Estimating COVID-19 impact for smaller banks, insurers and investment houses
Accountants have been debating whether coronavirus will be seen as an adjusting event for financial statements closing on 31 December 2019 or whether it will be seen as one that impacts 2020 financial year-ends and onwards. The consensus it is that it will very largely be seen as a pure 2020 event. The understanding of its impact did not crystalize until earlier this calendar year in terms of effect on numbers that are to be reported, but consideration of the impact still requires disclosure in the 2019 financial statements. This is because the World Health Organisation declared the outbreak a Public Health Emergency of International Concern on 30 January 2020.
I share this now because it is important to have clarity on the matter as a basis for managing the impact of the coronavirus on accounting and financial reporting. Banks are already taking stock of where customers they have lent to are located and what industries they work in. Insurers are focused on policy type, location and the business of policy holders. Investment houses are determining who they have invested in, where those investees are geographically situated and what it is that they do. But smaller banks, speciality finance houses and niche insurers may be finding it difficult to take stock on these matters because they have their hands full with other aspects of COVID-19, such as continuing to operate when their employees can only work from home.
In my view, these companies should put an emphasis on assessing the extent of their exposures and on recovery and stress scenarios without going too positive or negative, given the impact of coronavirus is still widely unknown. This is because, when you roll the clock forward, this impact will need factoring in to those financial statements that relate to periods commencing on or after 1 January 2020. Companies with 31 March year-ends, for example, will need to factor in the impact on their accounting and financial reporting now.
While this will be extremely hard, it still needs doing. Some considerations are outlined in a recent BDO paper and here as well. Thoughts in this space are developing very rapidly. For example, there is talk of understanding the impact on your business if indeed you were to have no revenue for the next three months and also on the cost base. Another example is of asset managers thinking about lower management and performance fees as a result of managing a reduced asset base. It is likewise good to model the impact of fiscal measures that are on their way.

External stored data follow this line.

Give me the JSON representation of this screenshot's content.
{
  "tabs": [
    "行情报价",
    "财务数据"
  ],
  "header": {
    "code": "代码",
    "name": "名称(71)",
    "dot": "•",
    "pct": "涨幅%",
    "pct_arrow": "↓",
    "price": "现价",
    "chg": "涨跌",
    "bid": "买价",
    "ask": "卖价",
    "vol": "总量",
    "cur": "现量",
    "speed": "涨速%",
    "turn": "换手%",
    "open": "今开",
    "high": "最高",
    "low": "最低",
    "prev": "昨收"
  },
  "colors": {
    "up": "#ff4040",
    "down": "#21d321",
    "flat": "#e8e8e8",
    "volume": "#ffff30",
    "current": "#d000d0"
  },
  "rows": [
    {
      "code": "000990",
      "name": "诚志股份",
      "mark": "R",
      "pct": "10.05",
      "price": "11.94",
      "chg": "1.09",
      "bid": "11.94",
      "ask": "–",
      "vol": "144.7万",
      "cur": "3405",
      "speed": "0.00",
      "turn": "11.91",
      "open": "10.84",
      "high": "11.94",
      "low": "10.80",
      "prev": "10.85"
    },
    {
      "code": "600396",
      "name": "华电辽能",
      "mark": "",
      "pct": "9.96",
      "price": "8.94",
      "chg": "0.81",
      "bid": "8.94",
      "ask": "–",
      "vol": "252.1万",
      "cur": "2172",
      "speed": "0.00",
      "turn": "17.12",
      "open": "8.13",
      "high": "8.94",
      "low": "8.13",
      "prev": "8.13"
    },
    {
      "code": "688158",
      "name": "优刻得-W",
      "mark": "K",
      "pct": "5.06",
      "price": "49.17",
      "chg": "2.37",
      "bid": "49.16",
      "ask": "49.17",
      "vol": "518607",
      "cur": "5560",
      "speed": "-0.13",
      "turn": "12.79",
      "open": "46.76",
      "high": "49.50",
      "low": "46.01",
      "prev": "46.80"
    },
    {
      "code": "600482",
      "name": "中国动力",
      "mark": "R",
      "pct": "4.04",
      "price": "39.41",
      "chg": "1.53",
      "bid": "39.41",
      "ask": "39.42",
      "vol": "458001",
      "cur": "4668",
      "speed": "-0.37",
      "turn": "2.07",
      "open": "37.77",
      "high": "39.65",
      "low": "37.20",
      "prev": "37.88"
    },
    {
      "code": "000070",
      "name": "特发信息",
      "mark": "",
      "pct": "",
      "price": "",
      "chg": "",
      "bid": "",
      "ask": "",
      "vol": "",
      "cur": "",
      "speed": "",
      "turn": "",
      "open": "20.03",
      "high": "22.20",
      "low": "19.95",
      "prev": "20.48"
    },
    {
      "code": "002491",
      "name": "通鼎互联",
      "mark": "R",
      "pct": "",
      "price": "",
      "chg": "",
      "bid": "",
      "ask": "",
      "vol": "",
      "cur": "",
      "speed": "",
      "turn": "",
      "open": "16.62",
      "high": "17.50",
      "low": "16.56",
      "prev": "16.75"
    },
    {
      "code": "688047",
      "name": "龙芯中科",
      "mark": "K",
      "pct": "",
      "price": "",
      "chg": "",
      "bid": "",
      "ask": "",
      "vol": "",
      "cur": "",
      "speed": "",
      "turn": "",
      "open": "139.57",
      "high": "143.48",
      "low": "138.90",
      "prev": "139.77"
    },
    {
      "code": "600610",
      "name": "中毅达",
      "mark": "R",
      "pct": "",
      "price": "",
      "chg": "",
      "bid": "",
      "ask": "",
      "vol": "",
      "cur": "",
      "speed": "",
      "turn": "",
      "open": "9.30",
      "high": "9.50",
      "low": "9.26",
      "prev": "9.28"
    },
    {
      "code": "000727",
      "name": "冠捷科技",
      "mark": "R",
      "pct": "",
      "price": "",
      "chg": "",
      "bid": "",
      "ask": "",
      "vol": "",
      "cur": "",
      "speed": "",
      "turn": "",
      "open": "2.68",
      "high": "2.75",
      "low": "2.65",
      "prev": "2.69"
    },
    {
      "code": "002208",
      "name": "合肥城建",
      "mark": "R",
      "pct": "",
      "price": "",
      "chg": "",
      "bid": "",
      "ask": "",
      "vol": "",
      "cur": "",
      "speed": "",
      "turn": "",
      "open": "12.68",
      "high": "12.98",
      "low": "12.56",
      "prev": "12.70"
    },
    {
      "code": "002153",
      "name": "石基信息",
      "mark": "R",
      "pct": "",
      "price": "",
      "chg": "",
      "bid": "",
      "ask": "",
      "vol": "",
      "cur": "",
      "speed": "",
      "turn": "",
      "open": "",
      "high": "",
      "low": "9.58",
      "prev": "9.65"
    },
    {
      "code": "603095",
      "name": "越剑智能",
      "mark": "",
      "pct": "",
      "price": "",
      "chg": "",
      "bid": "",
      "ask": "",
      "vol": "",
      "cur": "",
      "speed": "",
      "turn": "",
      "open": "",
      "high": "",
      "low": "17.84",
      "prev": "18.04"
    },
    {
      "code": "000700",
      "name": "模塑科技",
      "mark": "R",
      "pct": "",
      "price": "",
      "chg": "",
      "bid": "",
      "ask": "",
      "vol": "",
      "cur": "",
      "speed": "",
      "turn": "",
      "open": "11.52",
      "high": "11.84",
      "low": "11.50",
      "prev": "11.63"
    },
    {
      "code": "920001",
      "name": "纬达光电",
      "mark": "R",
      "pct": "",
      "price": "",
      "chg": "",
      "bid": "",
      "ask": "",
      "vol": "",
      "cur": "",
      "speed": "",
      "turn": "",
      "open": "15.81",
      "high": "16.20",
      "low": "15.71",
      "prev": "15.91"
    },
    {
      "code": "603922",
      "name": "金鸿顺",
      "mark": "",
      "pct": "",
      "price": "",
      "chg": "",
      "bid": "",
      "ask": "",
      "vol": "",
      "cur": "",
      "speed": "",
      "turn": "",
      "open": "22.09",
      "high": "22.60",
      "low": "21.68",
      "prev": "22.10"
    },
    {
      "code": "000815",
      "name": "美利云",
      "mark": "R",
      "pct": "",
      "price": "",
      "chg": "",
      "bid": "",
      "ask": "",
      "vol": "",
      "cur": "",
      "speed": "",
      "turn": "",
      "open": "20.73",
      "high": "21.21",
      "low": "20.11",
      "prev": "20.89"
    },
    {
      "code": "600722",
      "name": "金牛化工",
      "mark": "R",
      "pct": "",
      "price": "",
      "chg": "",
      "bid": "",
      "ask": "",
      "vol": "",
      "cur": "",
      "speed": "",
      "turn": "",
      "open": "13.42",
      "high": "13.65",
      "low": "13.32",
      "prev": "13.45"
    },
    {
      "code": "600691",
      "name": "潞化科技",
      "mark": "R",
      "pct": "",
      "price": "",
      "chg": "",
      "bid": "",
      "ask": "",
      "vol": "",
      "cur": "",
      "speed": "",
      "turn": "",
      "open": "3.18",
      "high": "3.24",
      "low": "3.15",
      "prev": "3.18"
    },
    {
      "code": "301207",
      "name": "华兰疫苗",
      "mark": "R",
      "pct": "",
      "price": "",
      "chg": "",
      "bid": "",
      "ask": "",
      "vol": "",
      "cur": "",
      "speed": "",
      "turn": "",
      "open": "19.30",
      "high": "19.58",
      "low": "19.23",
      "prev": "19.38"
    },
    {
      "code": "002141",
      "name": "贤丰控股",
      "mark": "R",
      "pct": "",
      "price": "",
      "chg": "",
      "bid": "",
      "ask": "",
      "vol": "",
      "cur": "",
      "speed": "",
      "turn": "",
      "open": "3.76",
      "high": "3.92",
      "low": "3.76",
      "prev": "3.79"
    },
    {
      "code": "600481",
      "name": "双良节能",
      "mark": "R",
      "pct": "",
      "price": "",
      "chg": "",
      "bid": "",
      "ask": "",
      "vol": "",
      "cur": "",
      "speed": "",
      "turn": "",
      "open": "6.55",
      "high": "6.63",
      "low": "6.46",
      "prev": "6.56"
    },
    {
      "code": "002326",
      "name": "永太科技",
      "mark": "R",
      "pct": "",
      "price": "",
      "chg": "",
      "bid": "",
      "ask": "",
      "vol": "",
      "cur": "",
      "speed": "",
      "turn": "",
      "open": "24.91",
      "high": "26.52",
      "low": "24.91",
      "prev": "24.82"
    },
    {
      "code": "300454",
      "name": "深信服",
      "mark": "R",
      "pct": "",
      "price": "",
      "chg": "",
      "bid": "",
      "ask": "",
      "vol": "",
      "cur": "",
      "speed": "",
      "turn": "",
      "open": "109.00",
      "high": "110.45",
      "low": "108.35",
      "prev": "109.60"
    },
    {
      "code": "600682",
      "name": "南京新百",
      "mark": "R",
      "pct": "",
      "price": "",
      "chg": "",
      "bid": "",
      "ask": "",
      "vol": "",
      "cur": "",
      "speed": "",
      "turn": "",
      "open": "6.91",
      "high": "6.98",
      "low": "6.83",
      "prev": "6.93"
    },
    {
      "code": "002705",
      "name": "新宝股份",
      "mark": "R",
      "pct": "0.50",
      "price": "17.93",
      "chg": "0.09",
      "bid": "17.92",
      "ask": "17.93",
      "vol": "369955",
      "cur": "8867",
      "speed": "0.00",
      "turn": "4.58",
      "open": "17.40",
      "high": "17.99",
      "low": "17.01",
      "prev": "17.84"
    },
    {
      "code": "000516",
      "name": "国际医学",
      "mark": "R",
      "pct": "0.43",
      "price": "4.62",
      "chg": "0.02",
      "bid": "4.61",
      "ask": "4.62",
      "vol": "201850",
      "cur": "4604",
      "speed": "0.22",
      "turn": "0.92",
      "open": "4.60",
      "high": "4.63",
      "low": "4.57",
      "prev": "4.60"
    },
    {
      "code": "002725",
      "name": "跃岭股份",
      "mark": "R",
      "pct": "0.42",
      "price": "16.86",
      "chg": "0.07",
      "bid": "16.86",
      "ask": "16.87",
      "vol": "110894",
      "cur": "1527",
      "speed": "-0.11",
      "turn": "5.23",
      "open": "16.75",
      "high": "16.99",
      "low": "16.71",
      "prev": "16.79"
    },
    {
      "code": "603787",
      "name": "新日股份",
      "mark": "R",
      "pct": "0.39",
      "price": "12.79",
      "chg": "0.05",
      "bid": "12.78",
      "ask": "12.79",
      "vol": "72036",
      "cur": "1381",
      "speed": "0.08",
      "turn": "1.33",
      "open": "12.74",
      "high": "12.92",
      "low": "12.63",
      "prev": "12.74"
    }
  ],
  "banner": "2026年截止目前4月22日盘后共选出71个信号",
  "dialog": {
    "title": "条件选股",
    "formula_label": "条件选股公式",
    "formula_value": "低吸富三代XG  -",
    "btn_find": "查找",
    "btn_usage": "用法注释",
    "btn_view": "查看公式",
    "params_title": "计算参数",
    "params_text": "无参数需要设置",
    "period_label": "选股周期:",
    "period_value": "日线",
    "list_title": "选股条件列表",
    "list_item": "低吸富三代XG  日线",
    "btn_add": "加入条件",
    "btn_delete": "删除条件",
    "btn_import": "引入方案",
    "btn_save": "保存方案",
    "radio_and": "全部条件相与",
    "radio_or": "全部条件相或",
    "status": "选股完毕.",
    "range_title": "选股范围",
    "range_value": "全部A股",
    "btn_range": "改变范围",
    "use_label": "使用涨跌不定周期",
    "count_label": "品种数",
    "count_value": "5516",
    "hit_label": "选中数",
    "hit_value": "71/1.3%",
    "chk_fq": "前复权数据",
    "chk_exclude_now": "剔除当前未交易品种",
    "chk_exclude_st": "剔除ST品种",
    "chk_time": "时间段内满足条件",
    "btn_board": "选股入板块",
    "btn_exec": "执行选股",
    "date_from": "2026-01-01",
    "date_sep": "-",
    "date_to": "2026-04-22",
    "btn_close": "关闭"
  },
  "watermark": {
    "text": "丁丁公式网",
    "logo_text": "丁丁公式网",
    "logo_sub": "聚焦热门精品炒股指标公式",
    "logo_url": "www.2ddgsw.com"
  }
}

Companies should also know that they will most likely be asked not to publish financial information in the very short-term given the uncertainty due to coronavirus. The UK’s Financial Conduct Authority (FCA) has requested that all listed companies observe a moratorium on the publication of preliminary financial statements for at least two weeks, and the Financial Reporting Council, the national competent authority for accounting and financial reporting in the UK, supports the FCA’s request and clarifies that this extends to wider corporate reporting.
The FRC wrote: “Recent unprecedented events mean that the basis on which companies are reporting and planning is changing rapidly… The FRC therefore encourages listed companies and their auditors to consider carefully whether they should delay other corporate reports for the next two weeks, such as interim financial statements and final audited financial statements, except where necessary to meet a legal or regulatory requirement.”